リオンも見送るためにベンチから立ち上がると、彼は去り際にこんなことを言った。
「気をつけなされ、夜になると村の外には魔物が出るでの。まあ、勇者様の結界で村の中には入ってこんが、用心にこしたことはないでの」
*
その晩。リオンは自宅のベッドに横になりながら、一日に得た情報を整理していた。
セミ老人の最後の言葉。
あれは、いわゆるRPGにおける典型的なメタ発言だ。
ゲームの『勇者物語』では村や町のなかは安全地帯となっており、何かのイベントでも発生しない限りは魔物が侵入してくることはあり得ない。
「そこはゲームと一緒か…」
しかし気になるのはそこではない。問題は、その前の言葉だ。
『彼女は村のみんなとは違う』
あれはいったいどういう意味なのだろうか…。
しかし、考えてみても仕方がなかったし、それに頭も回らなかった。
一日中歩き回ったおかげで彼の疲労はピークに達していたからだ。
「まあ、そのうち様子を見て彼女に直接聞けばいいか…」
やがて睡魔が襲ってきた。
ゆるやかな疲労とともに彼が眠りに落ちようとした、その時だった。
―コンコンッ。
扉をノックする音。

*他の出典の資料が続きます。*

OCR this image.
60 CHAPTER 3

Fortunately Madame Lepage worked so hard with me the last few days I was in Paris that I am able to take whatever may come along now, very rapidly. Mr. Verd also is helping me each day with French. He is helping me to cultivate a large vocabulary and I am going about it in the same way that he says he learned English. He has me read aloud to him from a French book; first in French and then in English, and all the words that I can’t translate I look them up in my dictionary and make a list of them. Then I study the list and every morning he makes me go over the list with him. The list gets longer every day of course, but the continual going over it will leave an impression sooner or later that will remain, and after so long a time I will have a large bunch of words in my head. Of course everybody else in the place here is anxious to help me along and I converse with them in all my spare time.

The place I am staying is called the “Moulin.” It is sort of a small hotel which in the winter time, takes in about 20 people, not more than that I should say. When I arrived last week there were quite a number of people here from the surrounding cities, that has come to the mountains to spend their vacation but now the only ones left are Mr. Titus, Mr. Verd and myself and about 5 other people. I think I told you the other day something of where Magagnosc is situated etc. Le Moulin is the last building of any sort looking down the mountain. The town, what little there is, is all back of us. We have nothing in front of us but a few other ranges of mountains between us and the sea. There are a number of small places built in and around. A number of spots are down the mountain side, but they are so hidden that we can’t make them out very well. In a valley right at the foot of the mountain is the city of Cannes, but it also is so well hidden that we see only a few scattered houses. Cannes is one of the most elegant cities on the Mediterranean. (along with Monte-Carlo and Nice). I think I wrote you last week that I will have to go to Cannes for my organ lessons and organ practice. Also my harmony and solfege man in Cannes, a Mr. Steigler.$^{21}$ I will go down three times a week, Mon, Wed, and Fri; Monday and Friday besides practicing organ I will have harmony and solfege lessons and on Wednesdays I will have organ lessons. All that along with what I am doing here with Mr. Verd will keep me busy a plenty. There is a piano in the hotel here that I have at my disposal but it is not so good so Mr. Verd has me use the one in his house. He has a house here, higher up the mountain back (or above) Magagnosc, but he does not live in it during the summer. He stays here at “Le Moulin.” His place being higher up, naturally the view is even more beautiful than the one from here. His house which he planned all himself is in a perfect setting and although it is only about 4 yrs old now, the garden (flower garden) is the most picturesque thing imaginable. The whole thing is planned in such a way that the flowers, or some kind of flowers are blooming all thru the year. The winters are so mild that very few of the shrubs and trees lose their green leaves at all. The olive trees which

その音につられてリオンは目を覚ます。
(何だ?)
リオンはベッドから起き上がり、扉に近づいた。
「誰だ?」
返事はない。
もう一度彼は尋ねる。
「誰だ?」
途端に彼の心拍数が上がる。
心臓が鼓動を鳴らす。
強盗か? 前のリオンの知り合いか? それとも、魔物…。
あらゆる負の可能性が彼の脳内を駆け巡る。
―その時。
「アイラです…、開けてください…」
扉の向こうから聞こえてきたのは、確かに彼女の声だった。
リオンは一瞬迷ったが、すぐに扉を開けた。
何か情報を得られるチャンスかもしれないと判断したからだ。
「はい、何でしょ…」
しかしリオンの言葉は、そこで止まってしまった。
おそらく、この世界の寝巻のようなものだろう。
彼女は、薄いネグリジェのような着物を身にまとっている。
大胆に突き出した乳房が、思わずリオンの目を引いた。
彼女はいやらしく微笑みながらスルリと顔を近づけ、リオンの耳元で低く囁いた。